Shooting☆Star
ダイチのマンションの前に車を停め祐樹は自分も車を降りた。
車の後ろにまわり、トランクを開けてダイチの荷物を降ろす。
車から降りたダイチは、車内に落ちた物を拾う振りをして、百香にキスをした。
そっと扉を閉める。
祐樹はトランクを閉めながら「ダイチ、じゃあ、明日な!」と、声を掛けて、再び車に乗り込む。発進してすぐにミラーをチェックすると、少し離れてさっきの車がついて来ているのを確認した。どうやら、こちらの思惑通り、相手はターゲットを変えたらしい。
「なあ、モモ、本当にいいのか?」
「ん?どういう意味で?」
「嘘でもオレの女になること。」
「んー。それでダイチを守れるなら、仕方ないかな。」
「仕方ないってなんだよ…」
百香の言い方に、祐樹は苦笑する。
そりゃ、モモはオレのこと、好きでもなんでもないんだから当たり前か…。
お互いに秘密を打ち明けてから1週間、仕事中の百香はいつも通りに祐樹に接していた。
仕事中でなければ前よりもずっと表情豊かだし、よく喋る。
共有する秘密が大き過ぎて、本音を隠すようなこともない。控えめに言って、素直。
モモって案外、無防備なんだな……。
そんなことを思いながら、一番近くに見えたコンビニの駐車場に車を入れた。
ダイチのマンションから、数分も離れていない。
「モモ、助手席に移動して。
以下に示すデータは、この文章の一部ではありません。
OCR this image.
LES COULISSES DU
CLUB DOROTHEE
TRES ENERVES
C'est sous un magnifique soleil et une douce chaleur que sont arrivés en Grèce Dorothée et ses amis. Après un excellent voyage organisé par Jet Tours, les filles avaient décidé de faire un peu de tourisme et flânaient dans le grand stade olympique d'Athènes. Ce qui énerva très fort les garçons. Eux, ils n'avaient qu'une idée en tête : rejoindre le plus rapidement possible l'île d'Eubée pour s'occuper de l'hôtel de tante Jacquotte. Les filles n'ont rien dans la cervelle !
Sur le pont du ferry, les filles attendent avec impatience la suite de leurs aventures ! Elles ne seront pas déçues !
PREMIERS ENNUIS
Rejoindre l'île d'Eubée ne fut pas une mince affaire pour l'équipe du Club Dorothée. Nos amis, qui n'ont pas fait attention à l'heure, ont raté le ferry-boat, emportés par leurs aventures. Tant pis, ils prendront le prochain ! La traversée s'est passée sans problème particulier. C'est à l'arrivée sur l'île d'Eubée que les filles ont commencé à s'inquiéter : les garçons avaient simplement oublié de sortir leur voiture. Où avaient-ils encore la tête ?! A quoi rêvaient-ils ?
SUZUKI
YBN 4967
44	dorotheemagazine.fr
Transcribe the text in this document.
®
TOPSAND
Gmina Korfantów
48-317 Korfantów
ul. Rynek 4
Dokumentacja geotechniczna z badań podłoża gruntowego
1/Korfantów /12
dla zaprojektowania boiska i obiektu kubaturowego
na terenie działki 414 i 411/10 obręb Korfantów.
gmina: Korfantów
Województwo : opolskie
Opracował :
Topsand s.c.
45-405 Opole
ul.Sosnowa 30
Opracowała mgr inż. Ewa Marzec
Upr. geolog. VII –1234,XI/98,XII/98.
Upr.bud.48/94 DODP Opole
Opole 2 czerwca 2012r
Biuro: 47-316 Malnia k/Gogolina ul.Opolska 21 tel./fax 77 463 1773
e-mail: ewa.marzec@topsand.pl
」
「今?」
「今。」
そう言って、祐樹は内側から助手席のドアを開ける。
百香が乗り込むと、もう一度、ミラーに映る後続の車を確認する。
今、撮ったな。
二人きりになって、わざわざ近い席に移動させる。
特別な関係じゃなければしないことを、特別に見えるようにする。
撒いた餌に獲物が食い付くのを確認して、祐樹は、にやけそうになる。
百香は助手席で、スマホを操作していた。
どうやらカレンとメッセージをしているらしく「明日、オフだから一緒に行けるって」と、こちらを見ずに報告してくる。
「OK。これで役者は揃ったわけだ。」
祐樹の芝居がかったその言い方に、百香が笑いながら大袈裟な相槌を打つ。
「ヘマしないでくれよ、相棒。大事なひとの人生が掛かってるんだ。」
ま、オレの大事なひとは、今、隣で笑ってるお前なんだけどな。でも、今はフリでもいい。そばに居れるならそれで。